Our determination of this case is controlled by the language of the statute in effect at the time of the alleged selection of lower limits. The documents at issue were all dated 1984, before the 1987 amendment of the statute. Accordingly, the 1977 version of La.R.S. 22:1406(D)(1)(a) is controlling.

[8] In Roger, we did not consider the worker's compensation insurer's claim for reimbursement because it had not applied for certiorari from the court of appeal's judgment. On this sole issue, we granted the insurer's application for rehearing.

[9] Having reached this conclusion, we need not address plaintiff's and intervenor's alternative argument that Roger requires a rejection of UM coverage or a selection of lower limits to be expressly set forth in a single document.

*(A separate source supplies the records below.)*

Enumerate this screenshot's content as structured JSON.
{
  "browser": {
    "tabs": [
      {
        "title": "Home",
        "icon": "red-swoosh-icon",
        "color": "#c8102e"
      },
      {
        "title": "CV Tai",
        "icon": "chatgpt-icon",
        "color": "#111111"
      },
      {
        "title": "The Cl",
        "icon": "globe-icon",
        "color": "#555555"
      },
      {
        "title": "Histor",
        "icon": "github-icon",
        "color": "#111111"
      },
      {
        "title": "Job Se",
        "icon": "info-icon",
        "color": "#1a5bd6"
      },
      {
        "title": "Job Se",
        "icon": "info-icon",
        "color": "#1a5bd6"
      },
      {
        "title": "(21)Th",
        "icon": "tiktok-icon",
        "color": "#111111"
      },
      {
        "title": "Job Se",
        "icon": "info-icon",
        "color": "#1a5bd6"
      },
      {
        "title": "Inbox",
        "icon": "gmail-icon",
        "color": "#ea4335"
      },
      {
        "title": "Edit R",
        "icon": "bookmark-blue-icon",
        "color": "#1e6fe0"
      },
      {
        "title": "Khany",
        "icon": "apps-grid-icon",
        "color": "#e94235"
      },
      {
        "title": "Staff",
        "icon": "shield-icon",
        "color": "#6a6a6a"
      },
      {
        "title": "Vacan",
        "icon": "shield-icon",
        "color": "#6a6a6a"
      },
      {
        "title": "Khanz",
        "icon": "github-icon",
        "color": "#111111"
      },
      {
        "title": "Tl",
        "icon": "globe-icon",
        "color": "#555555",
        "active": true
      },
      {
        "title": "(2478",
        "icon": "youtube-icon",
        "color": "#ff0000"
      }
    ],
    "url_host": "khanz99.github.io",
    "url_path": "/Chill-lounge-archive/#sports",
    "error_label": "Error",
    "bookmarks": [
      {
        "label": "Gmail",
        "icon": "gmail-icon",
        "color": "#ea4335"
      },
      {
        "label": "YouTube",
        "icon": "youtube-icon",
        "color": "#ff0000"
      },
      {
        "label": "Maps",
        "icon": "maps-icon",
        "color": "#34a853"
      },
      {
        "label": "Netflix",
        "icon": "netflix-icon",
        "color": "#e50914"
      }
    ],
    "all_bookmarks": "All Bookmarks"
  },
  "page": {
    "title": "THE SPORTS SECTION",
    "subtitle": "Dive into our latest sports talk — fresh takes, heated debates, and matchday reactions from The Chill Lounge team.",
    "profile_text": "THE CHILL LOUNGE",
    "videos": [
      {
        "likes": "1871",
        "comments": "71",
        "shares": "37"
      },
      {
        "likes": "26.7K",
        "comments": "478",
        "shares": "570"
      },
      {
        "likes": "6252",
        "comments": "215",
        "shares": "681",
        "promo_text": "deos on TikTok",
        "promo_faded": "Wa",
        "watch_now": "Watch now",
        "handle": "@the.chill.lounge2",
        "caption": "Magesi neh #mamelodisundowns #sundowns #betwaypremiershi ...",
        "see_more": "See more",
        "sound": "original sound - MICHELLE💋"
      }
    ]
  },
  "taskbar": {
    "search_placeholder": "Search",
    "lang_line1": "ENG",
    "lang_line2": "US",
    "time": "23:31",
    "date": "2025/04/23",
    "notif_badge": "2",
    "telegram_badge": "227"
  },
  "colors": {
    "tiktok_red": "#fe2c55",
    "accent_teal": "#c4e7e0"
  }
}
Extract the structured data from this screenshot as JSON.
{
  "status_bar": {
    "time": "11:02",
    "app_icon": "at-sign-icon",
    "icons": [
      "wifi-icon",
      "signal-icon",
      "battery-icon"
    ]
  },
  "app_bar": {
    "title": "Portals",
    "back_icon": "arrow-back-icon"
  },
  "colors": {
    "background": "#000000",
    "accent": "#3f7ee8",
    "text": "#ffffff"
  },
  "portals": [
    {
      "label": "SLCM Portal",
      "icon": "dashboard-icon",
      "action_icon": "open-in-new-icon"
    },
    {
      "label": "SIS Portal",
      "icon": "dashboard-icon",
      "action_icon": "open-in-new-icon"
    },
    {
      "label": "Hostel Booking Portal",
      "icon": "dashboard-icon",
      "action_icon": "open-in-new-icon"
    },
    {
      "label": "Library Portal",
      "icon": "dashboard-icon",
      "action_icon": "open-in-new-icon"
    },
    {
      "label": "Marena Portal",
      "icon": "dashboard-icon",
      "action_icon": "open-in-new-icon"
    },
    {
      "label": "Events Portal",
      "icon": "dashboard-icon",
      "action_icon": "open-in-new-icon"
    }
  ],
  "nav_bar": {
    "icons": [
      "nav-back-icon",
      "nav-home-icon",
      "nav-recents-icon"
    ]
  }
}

[10] Plaintiff also contends that the claim of intervenor Terrebonne should be reduced by the amount of plaintiff's negligence, which the trial court held to be 10%. Plaintiff, however, did not preserve this issue for appellate review. The trial judge rendered judgment in favor of Terrebonne in the full amount of the compensation paid ($87,225.17) without reduction for the percentage of plaintiff's negligence. This portion of the judgment was adverse to plaintiff. However, plaintiff did not appeal or answer Terrebonne's appeal. Nor did plaintiff address this issue in his answer to Great Plains' appeal. Accordingly, this issue is not properly before us.

[11] Intervenor's claims that it is entitled "to be paid in preference and priority out of any award" to plaintiff, to "reimbursement of all Worker's Compensation Benefits paid post-judgment, but prior to the finality of this appeal," and to "legal interest on all sums paid to plaintiff would be better addressed at that time.